I did a test on small subset (approx 10 subjects) and coefficients of variation of sum of weights in both standard whole-brain post-SIFT2 and combined whole-braint + targetted post-SIFT2 approaches are similarly bad = about 100%.
I am quite confused here. Not sure I understand the terminologic difference (pathway vs connection) but mainly the offer of FBA for this study case what is confusing me.
My understanding was that if there is a hypothesis on a connectivity of specific pathway which can be defined by starting and ending gray matter mask(s) (which I think is my case), then individual tracking, SIFT2 and sum of the weights of the streamlines connecting nodes of interest is always the method of choice.
In contrast, FBA is method of choice when there is not pathway-specific hypothesis and one wants to test whole-brain fixel-wise. Maybe also in the (rare) cases when in some pathologies only part of the pathway along its length is affected, or some macroscopic fibre bundle containing many different pathways is of interest, one can think of restriction of FBA to specific set of streamlines, as discussed in this post. However, also in this post, a question was raised whether single scalar measure is not a better option.
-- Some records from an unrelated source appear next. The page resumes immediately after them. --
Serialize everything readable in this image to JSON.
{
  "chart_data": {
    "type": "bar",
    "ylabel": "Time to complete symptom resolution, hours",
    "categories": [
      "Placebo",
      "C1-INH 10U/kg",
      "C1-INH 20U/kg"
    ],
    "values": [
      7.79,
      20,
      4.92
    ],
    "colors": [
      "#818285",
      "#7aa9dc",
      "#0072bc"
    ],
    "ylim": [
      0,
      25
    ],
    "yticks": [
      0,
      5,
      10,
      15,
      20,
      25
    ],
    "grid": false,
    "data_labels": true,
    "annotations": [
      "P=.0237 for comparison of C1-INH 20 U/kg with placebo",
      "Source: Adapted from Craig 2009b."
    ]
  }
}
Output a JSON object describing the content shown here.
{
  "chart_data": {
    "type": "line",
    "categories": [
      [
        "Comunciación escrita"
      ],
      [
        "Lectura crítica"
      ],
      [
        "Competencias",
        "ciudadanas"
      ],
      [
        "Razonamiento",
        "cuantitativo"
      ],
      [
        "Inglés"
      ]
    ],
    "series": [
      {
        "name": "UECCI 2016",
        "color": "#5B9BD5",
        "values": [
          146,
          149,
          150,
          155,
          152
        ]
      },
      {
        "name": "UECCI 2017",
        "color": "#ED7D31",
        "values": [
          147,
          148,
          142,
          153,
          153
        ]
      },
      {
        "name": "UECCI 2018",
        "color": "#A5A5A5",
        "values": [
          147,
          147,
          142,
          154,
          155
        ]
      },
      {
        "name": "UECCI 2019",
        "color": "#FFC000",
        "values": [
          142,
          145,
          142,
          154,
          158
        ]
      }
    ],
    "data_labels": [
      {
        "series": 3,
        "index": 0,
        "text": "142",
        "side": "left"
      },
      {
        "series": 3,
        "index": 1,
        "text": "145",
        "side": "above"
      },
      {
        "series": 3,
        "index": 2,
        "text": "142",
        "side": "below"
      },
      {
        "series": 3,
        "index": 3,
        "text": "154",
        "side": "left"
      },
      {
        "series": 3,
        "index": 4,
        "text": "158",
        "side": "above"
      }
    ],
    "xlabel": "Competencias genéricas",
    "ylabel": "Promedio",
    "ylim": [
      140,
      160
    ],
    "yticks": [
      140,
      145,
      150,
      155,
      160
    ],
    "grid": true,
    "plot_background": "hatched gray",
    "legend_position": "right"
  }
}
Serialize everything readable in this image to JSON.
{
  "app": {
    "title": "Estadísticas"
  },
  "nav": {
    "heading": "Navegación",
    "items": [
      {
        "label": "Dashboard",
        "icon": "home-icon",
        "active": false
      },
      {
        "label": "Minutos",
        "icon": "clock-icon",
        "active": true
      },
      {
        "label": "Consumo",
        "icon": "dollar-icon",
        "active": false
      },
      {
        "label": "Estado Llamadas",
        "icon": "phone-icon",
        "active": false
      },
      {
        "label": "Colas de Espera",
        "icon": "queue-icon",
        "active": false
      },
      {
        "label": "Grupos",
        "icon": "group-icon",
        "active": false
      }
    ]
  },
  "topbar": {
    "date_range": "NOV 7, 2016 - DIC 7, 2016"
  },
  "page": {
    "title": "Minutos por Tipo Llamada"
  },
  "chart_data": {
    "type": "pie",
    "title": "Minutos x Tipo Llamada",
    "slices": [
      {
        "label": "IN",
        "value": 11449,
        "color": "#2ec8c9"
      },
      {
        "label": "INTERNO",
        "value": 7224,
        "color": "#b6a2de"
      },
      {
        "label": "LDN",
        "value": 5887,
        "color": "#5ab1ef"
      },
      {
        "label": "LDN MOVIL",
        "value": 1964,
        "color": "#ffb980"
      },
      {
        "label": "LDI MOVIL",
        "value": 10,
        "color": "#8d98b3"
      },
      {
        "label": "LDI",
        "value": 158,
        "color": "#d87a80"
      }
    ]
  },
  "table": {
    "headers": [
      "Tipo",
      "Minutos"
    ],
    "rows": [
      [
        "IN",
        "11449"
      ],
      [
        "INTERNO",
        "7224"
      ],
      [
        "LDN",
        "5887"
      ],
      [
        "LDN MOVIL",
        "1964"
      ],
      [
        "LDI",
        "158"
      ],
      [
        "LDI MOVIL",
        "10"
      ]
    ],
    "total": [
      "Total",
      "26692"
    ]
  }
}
So do you see any benefit in doing FBA in case where hypothesis is concerning a connectivity of specific pathway which can be defined by gray-matter nodes the pathway involves? Do you think that one could gain a better sensitivity using FBA (with restriction of the fixel mask to the pathway of interest) when assessing a less identifiable pathway by avoiding the individual subject-wise noisy tracking? In FBA, the tracking would be performed only once and on less noisy FOD template. This approach would probably lower specificity to attribute the potentially observed effect to the particular pathway, but could it enhance statistical sensitivity to observe any effect in comparison to subject-wise tracking, SIFT2 and extracting edge-wise sum of streamline weights?